The key challenge will be to combine the two topics highlighted in this report, namely determination of the specific binding sites for multiple transcription factors and the genome-scale characterization of chromatin states, and to link these with spatial and temporal differences in gene expression. Advances in measuring cell-type specific gene expression were shown by Bob Waterston (University of Washington, St Louis, USA), who is using automated image-processing tools to analyze three-dimensional movies of fluorescent-marker tagged transcription factors in C. elegans embryos. Comparing massive numbers of images, they can make direct quantitative comparisons of expression patterns of different transcription factors "cell-by-cell, minute-by-minute". On the same topic, Philip Benfey (Duke University, Durham, USA) has leveraged a compendium of gene-expression data at cell-type specific resolution for an entire organ. His group performed microarray experiments on diverse cell lineages across the radial and longitudinal axes of the Arabidopsis root. A complementary set of experiments on six different cell types showed that specific cell types respond uniquely to high-salt or low-iron stress conditions in terms of which genes are up- or down-regulated.

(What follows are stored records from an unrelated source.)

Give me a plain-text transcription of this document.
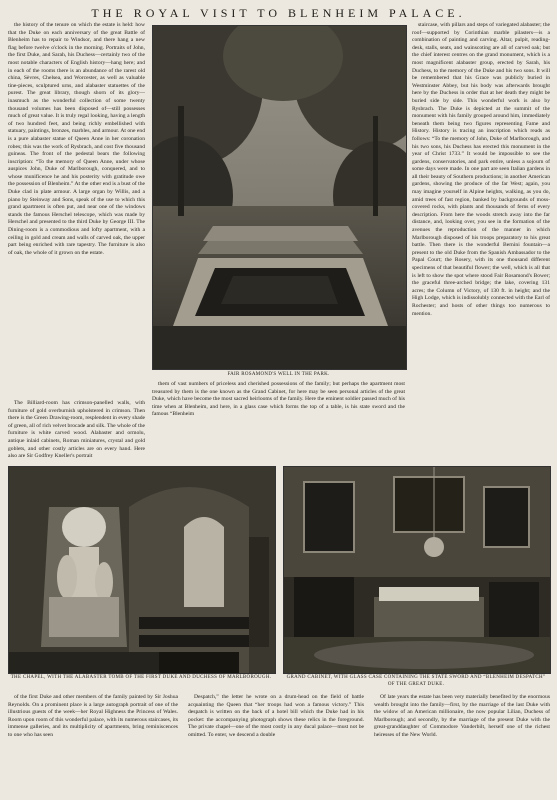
THE ROYAL VISIT TO BLENHEIM PALACE.

the history of the tenure on which the estate is held: how that the Duke on each anniversary of the great Battle of Blenheim has to repair to Windsor, and there hang a new flag before twelve o'clock in the morning. Portraits of John, the first Duke, and Sarah, his Duchess—certainly two of the most notable characters of English history—hang here; and in each of the rooms there is an abundance of the rarest old china, Sèvres, Chelsea, and Worcester, as well as valuable tine-pieces, sculptured urns, and alabaster statuettes of the purest. The great library, though shorn of its glory—inasmuch as the wonderful collection of some twenty thousand volumes has been disposed of—still possesses much of great value. It is truly regal looking, having a length of two hundred feet, and being richly embellished with statuary, paintings, bronzes, marbles, and armour. At one end is a pure alabaster statue of Queen Anne in her coronation robes; this was the work of Rysbrach, and cost five thousand guineas. The front of the pedestal bears the following inscription: “To the memory of Queen Anne, under whose auspices John, Duke of Marlborough, conquered, and to whose munificence he and his posterity with gratitude owe the possession of Blenheim.” At the other end is a bust of the Duke clad in plate armour. A large organ by Willis, and a piano by Steinway and Sons, speak of the use to which this grand apartment is often put, and near one of the windows stands the famous Herschel telescope, which was made by Herschel and presented to the third Duke by George III. The Dining-room is a commodious and lofty apartment, with a ceiling in gold and cream and walls of carved oak, the upper part being enriched with rare tapestry. The furniture is also of oak, the whole of it grown on the estate.

FAIR ROSAMOND'S WELL IN THE PARK.

staircase, with pillars and steps of variegated alabaster; the roof—supported by Corinthian marble pilasters—is a combination of painting and carving. Altar, pulpit, reading-desk, stalls, seats, and wainscoting are all of carved oak; but the chief interest centres on the grand monument, which is a most magnificent alabaster group, erected by Sarah, his Duchess, to the memory of the Duke and his two sons. It will be remembered that his Grace was publicly buried in Westminster Abbey, but his body was afterwards brought here by the Duchess in order that at her death they might be buried side by side. This wonderful work is also by Rysbrach. The Duke is depicted at the summit of the monument with his family grouped around him, immediately beneath them being two figures representing Fame and History. History is tracing an inscription which reads as follows: “To the memory of John, Duke of Marlborough, and his two sons, his Duchess has erected this monument in the year of Christ 1733.” It would be impossible to see the gardens, conservatories, and park entire, unless a sojourn of some days were made. In one part are seen Italian gardens in all their beauty of Southern productions; in another American gardens, showing the produce of the far West; again, you may imagine yourself in Alpine heights, walking, as you do, amid trees of fast region, banked by backgrounds of moss-covered rocks, with plants and thousands of ferns of every description. From here the woods stretch away into the far distance, and, looking over, you see in the formation of the avenues the reproduction of the manner in which Marlborough disposed of his troops preparatory to his great battle. Then there is the wonderful Bernini fountain—a present to the old Duke from the Spanish Ambassador to the Papal Court; the Rosery, with its one thousand different specimens of that beautiful flower; the well, which is all that is left to show the spot where stood Fair Rosamond's Bower; the graceful three-arched bridge; the lake, covering 131 acres; the Column of Victory, of 130 ft. in height; and the High Lodge, which is indissolubly connected with the Earl of Rochester; and hosts of other things too numerous to mention.

The Billiard-room has crimson-panelled walls, with furniture of gold overburnish upholstered in crimson. Then there is the Green Drawing-room, resplendent in every shade of green, all of rich velvet brocade and silk. The whole of the furniture is white carved wood. Alabaster and ormolu, antique inlaid cabinets, Roman miniatures, crystal and gold goblets, and other costly articles are on every hand. Here also are Sir Godfrey Kneller's portrait

them of vast numbers of priceless and cherished possessions of the family; but perhaps the apartment most treasured by them is the one known as the Grand Cabinet, for here may be seen personal articles of the great Duke, which have become the most sacred heirlooms of the family. Here the eminent soldier passed much of his time when at Blenheim, and here, in a glass case which forms the top of a table, is his state sword and the famous “Blenheim

THE CHAPEL, WITH THE ALABASTER TOMB OF THE FIRST DUKE AND DUCHESS OF MARLBOROUGH.	GRAND CABINET, WITH GLASS CASE CONTAINING THE STATE SWORD AND “BLENHEIM DESPATCH” OF THE GREAT DUKE.

of the first Duke and other members of the family painted by Sir Joshua Reynolds. On a prominent place is a large autograph portrait of one of the illustrious guests of the week—her Royal Highness the Princess of Wales. Room upon room of this wonderful palace, with its numerous staircases, its immense galleries, and its multiplicity of apartments, bring reminiscences to one who has seen

Despatch,” the letter he wrote on a drum-head on the field of battle acquainting the Queen that “her troops had won a famous victory.” This despatch is written on the back of a hotel bill which the Duke had in his pocket: the accompanying photograph shows these relics in the foreground. The private chapel—one of the most costly in any ducal palace—must not be omitted. To enter, we descend a double

Of late years the estate has been very materially benefited by the enormous wealth brought into the family—first, by the marriage of the last Duke with the widow of an American millionaire, the now popular Lilian, Duchess of Marlborough; and secondly, by the marriage of the present Duke with the great-granddaughter of Commodore Vanderbilt, herself one of the richest heiresses of the New World.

Robert Kingston (Harvard Medical School, Boston, USA) is developing technologies for locus-specific chromatin isolation to get the complete list of players that bind in vivo to a regulatory locus. He presented a convincing proof of principle by isolating 95% of known telomere interactors and identifying new biologically relevant ones. A more classical way of determining the input of multiple transcription factors to a specific locus is by genetic screens. Results of a high-throughput assay were presented by Pinay Kainth (University of Toronto, Canada), who tested the input contributions of all nonessential yeast transcription factors and their potential regulators on 27 cell-cycle-specific promoters using quantitative fluorescence measurements. Although genetic perturbations that alter a promoter's output are not limited to the transcription factors that physically bind to the promoter, such data can approximate direct interactions, especially when combined with PWM-based motif predictions.
Once the transcription-factor-specific regulatory sites, chromatin accessibility, and long-range interactions are determined for a given cell state, one must still determine the cis-regulatory logic and the rate of transcription initiation that it produces. This is still a difficult problem addressed by only few groups, including that of Jason Gertz (Washington University School of Medicine, St Louis, USA), who reported the use of libraries of synthetic regulatory regions to examine putative roles of combinations of cis-elements even before they have been discovered in real enhancers. This approach provides a possible solution to the sparse sampling of sets of in vivo validated regulatory regions that produce a similar output.
This high-quality meeting of regulatory biology researchers indicates that we are taking important steps toward the construction of a powerful toolkit to identify and model in vivo regulatory interactions and networks. The strong proofs of principle demonstrated at this meeting, together with increased access to massively parallel sequencing platforms, anticipate an era in which systems geneticists will collaborate to perform gene-regulation experiments in unprecedented detail and scale to characterize their pet 'regulome', and niche biologists will apply these technologies to address specific hypotheses about development, health and disease.